Today's New York Times has an article entitled "Guessing the Online Customer’s Next Want," the basic
point of which is that it giving customers good recommendations is hard.
The article, which is a nice general audience discussion of how Amazon,
Netflix, et al do their recommendations, what some people are doing to
improve it, and why it's hard to get real improvement.
The basic technique that everyone uses is collaborative filtering, and it was
invented in the early '90s by my friend and business partner Jeremy Bornstein (he holds the original patent),
among others. Collaborative filtering essentially takes a pile of data that
a person has generated, compares it to piles of data other people have
generated, and looks for similarities and differences. When a person has
a highly similar data pile to another person, or better yet, to a cluster of
other people who have similar data piles, one can infer that the areas of
dissimilarity are potential grounds for becoming more similar - i.e. all these
people who seem to share your movie/music/book/pet/whatever preferences have
bought this thing, but you don't have it yet: maybe you want it too. It works
pretty well, with pretty well being a relative thing. Boosting
sales by even a few percentage points is well worth it for most internet
retailers.
Despite collaborative filtering's being pretty good, there's lots and lots of
room for improvement. And there has been since the early '90s. The
basic thing is that, while the technique is fundamentally sound, people have
been using the same technique for 15+ years. Every year there are a few
startups that have a better recommendation engine, and the major in-house ones
get better and better, but these improvements are only little increments.

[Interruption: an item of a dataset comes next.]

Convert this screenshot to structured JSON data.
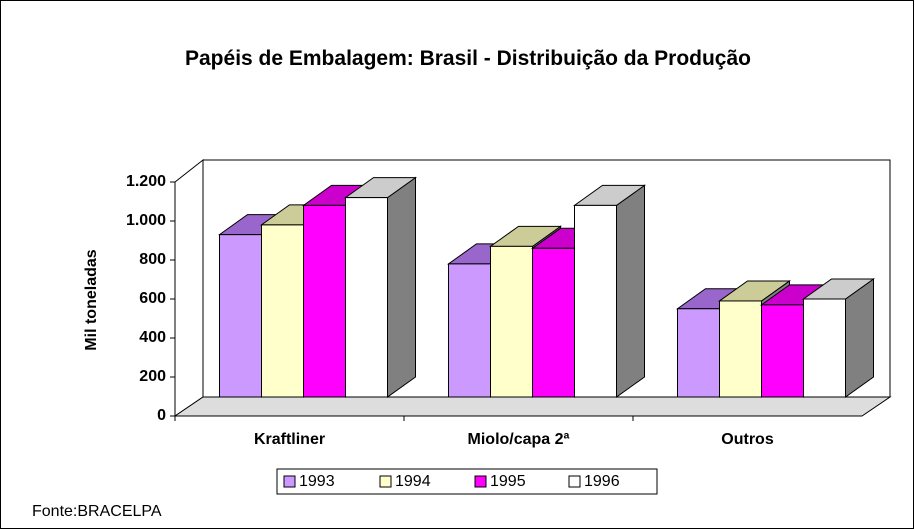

This is mainly because they come from using different data sets, more and
bigger data sets, and tweaking well-known algorithms, rather than doing
anything fundamentally new.
The Times article didn’t discuss a few things are happening now that will make
recommendations a whole lot better soon. While collaborative filtering won’t go away, it will be used in
conjunction with other techniques and the quality of customer recommendations
will get way better.
- Social network data portability will soon enable very robust analysis of who someone’s explicit “friends” are, and one would expect that friends are more likely predictors of purchase intent than strangers who are similar in certain dimensions.
- Link analysis techniques being applied in consumer marketing applications will make it a lot easier to know who a person’s real friends are, and to implicitly identify them even if they’re not in the expressed social graph.
- Better metadata from microformat-using product and content pages will provide more, and more robust grist for the mill.
- Consumer interest profiles are getting better, fast: deep packet inspection and clickstream –based profiles generated by the likes of Phorm, Adzilla, NebuAd, and Loomia are now adding to the hopper, and next generation services that do information extraction on this sort of data will create much more meaningful, actionable metadata.